You can’t use testq for bit 31, because the immediate gets sign-extended. You *can* use the 32b form, of course.

Is that a bug in the current clang then?

.globl _IsBitSet31
.align 4, 0x90
_IsBitSet31: ## @IsBitSet31
## BB#0:
pushq %rbp
.cfi_def_cfa_offset 16
.cfi_offset %rbp, -16
movq %rsp, %rbp
.cfi_def_cfa_register %rbp
movl $42, %ecx
subq %rdi, %rcx
leaq 47(%rdi), %rax
testl $-2147483648, %edi ## imm = 0xFFFFFFFF80000000
cmoveq %rcx, %rax
popq %rbp

No, because it uses the 32b form “testl”.

– Steve

‘Bug’ may be too strong a word. Their emitted code is correct
else it would have failed one of their test suites.

They could use TESTL as well for bit 31.
So I’ll be curious to see what Intel’s guidelines are.
They don’t mention this in their Optimization manual.

Right now, I’m convinced that TEST should be used when it’s available.

But even with partial flag hazards, BT is not worth avoiding for 32-63.
For the -Oz case it’s worth emitting for bits 8-63.

When targeting modern processors, it will usually be best to use “BT reg, imm” for testing bits 32-63. The alternative implementations will all use multiple instructions, will encode larger, and will usually run slower. For testing bits 0-31, “TEST reg, imm” is preferred unless you are looking to minimize code size at the expense of performance, in which case you would still want to use BT in the cases where it encodes smaller. As Fiona pointed out, there are some processors where TEST has slightly better low level performance properties than BT.

Regarding the partial EFLAGS write, modern OOO processors independently rename the carry flag, et al, so this is no longer a problem.
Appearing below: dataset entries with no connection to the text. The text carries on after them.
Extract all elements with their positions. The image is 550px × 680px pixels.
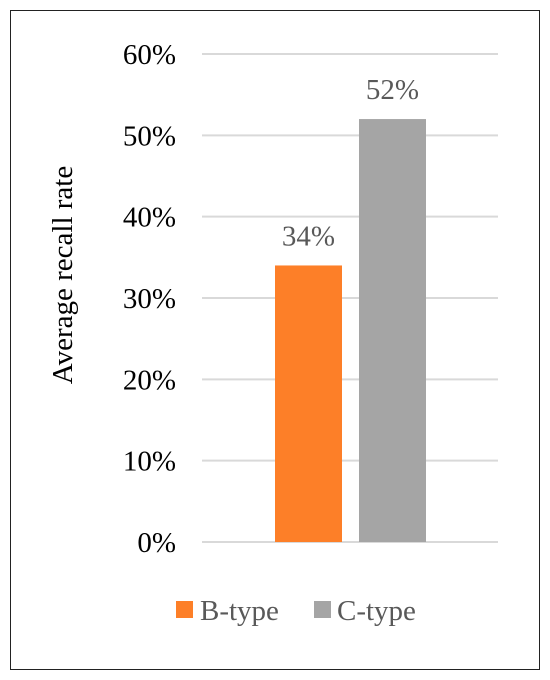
y-tick-label: 40% [123,202,176,234]
y-axis-title: Average recall rate [47,166,79,384]
legend-swatch [176,601,193,618]
y-tick-label: 30% [123,283,176,315]
data-label: 34% [282,220,335,252]
y-axis-ticks: 0% 10% 20% 30% 40% 50% 60% [123,39,176,559]
gridlines [202,53,498,543]
y-tick-label: 60% [123,39,176,71]
y-tick-label: 20% [123,364,176,396]
legend: B-type C-type [176,595,416,627]
y-tick-label: 50% [123,120,176,152]
legend-label: C-type [337,595,416,627]
y-tick-label: 0% [137,527,176,559]
legend-swatch [314,601,331,618]
bars [275,119,426,543]
data-labels: 34% 52% [282,74,419,252]
legend-label: B-type [200,595,279,627]
y-tick-label: 10% [123,446,176,478]
bar-b-type [275,265,342,542]
data-label: 52% [366,74,419,106]
bar-c-type [359,119,426,543]
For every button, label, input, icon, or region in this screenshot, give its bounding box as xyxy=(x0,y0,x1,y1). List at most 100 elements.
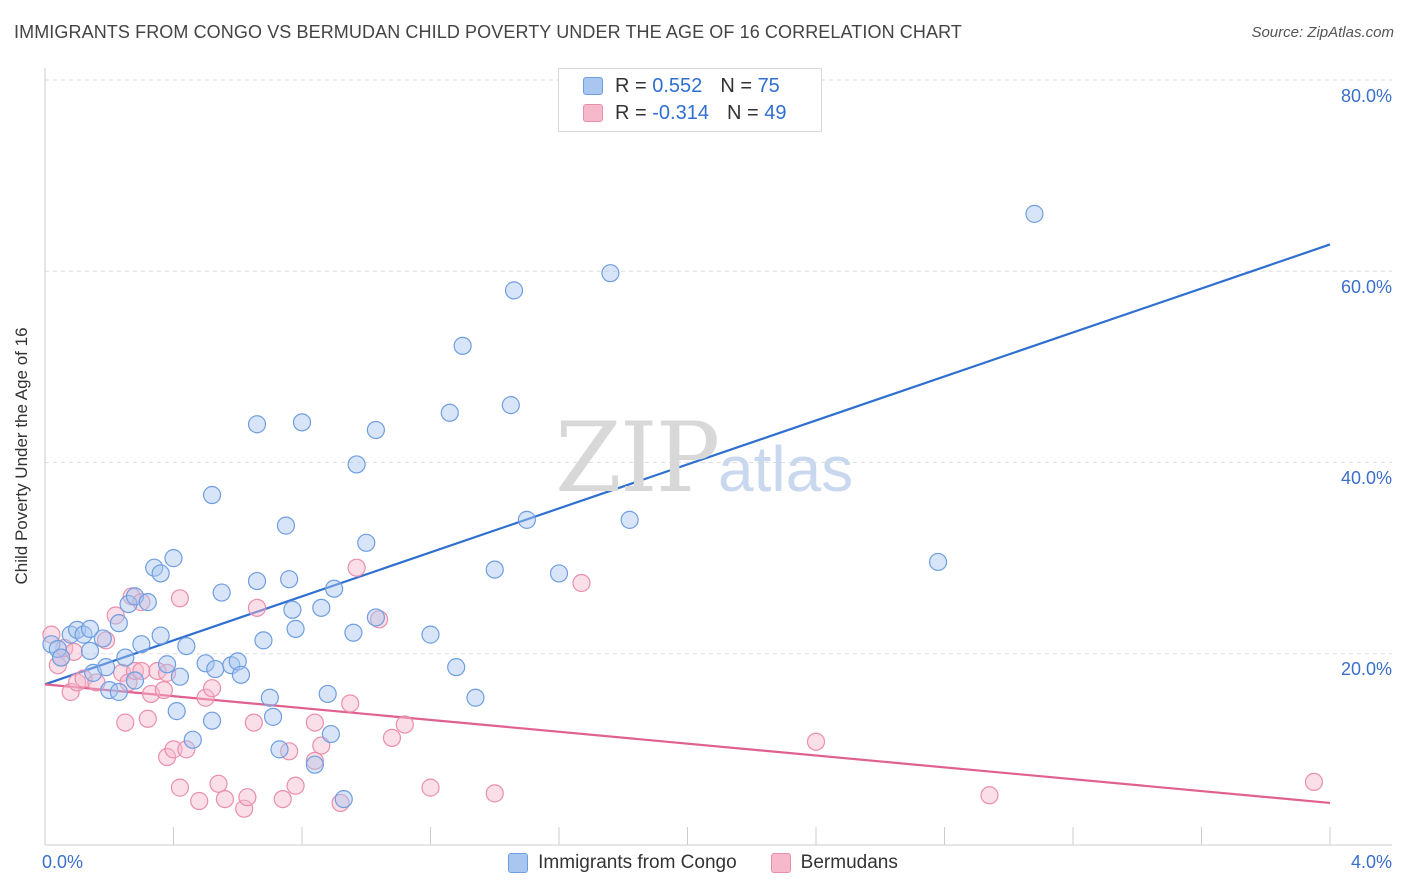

I would have to check with the processor architects to figure out the exact processor generation where this problem was first fixed, but it was roughly a decade ago. Steve’s Agner Fog quote, “BT, BTC, BTR, and BTS change the carry flag but leave the other flags unchanged. This causes a false dependence on the previous value of the flags and costs an extra μop. Use TEST, AND, OR and XOR instead of these instructions.”, was in reference to the Pentium 4.

FWIW, the Intel compiler itself doesn’t quite get all the “test bit” sequences right either. We will use a 64-bit TEST for testing bits 0-30, but we ought to be using a 32-bit test to avoid the REX byte. Similarly, for testing bit 31, we should use a 32-bit TEST rather than the “BT reg, 31” that we will currently generate. I intend to get those cases fixed.

Also, this thread hasn’t been focusing on the “BT reg, reg”, and “BT[CSR] reg, reg” instruction forms, but these are good instructions to use where possible. The only instructions in the BT family that you really want to avoid at all costs are the memory forms. You never want to generate those. The multi-instruction expansions will almost always be faster.

David Kreitzer

IA-32/Intel64 Code Generation

Intel Compilers